Understanding the demand for phenotyped red blood cell units and requests to perform molecular red blood cell typing for Australian patients.

Autor: Hirani R; Australian Red Cross Lifeblood, Sydney NSW, Australia. Electronic address: rhirani@redcrossblood.org.au., Tarafdar S; Australian Red Cross Lifeblood, Sydney NSW, Australia., Mondy P; Australian Red Cross Lifeblood, Sydney NSW, Australia., Powley T; Australian Red Cross Lifeblood, Brisbane QLD, Australia., Daly J; Australian Red Cross Lifeblood, Brisbane QLD, Australia., Irving DO; Australian Red Cross Lifeblood, Sydney NSW, Australia.
Jazyk: angličtina
Zdroj: Transfusion and apheresis science : official journal of the World Apheresis Association : official journal of the European Society for Haemapheresis [Transfus Apher Sci] 2021 Feb; Vol. 60 (1), pp. 102968. Date of Electronic Publication: 2020 Oct 20.
DOI: 10.1016/j.transci.2020.102968
Abstrakt: Background: Australian Red Cross Lifeblood has seen a 50 % increase in demand for phenotyped red blood cell (RBC) units between 2016-2018 and a 30 % increase in demand in 2018 to perform molecular RBC typing on patient samples. Lifeblood conducted a survey to understand transfusion laboratory practices for requesting patient phenotyping and/or molecular RBC typing and for selecting phenotyped RBC units in various patient groups.

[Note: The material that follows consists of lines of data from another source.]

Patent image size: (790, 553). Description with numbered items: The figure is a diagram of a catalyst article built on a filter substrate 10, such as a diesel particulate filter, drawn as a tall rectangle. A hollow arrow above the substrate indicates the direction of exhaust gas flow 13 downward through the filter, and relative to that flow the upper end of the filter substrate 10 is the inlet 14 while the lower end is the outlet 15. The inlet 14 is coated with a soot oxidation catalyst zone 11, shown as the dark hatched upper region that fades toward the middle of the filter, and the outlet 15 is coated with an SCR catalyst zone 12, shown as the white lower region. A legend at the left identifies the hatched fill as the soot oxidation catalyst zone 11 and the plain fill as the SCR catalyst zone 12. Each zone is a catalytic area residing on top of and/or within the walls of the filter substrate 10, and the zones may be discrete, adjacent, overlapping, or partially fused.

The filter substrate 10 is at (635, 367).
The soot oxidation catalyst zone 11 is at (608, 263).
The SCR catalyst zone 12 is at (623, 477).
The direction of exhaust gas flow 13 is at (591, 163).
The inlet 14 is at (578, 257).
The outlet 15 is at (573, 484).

Study Design and Methods: An electronic Qualtrics survey form was sent to 296 transfusion laboratories with questions designed to understand the practice of selecting phenotyped RBC units and reasons for requesting extended serology or molecular RBC typing.
Results: 49 (16.6 %) transfusion laboratories provided data. Reasons to request extended phenotyping and/or molecular RBC typing for patients included; chronic transfusion (n = 31 laboratories), sickle cell disease (n = 25), Thalassemia (n = 23), requirement for anti-CD38 or other MAB therapy (n = 23) or Myelodysplasia (n = 22). Forty-seven transfusion laboratories provided responses with reasons for requesting molecular RBC typing which included: predicting phenotype in patients with multiple antibodies (n = 31), prior to administering anti-CD38 or other MAB therapies (n = 29), for pregnancy related transfusions (n = 28) or for confirming the phenotype of recently transfused patients (n = 18).
Conclusion: Transfusion laboratory practices indicated that phenotyped RBC units were selected for patients requiring chronic transfusion support and/or undergoing MAB therapy. Requests for molecular RBC typing occurred for more complex patient requirements where serological investigations were not suitable or possible due to reagent restrictions.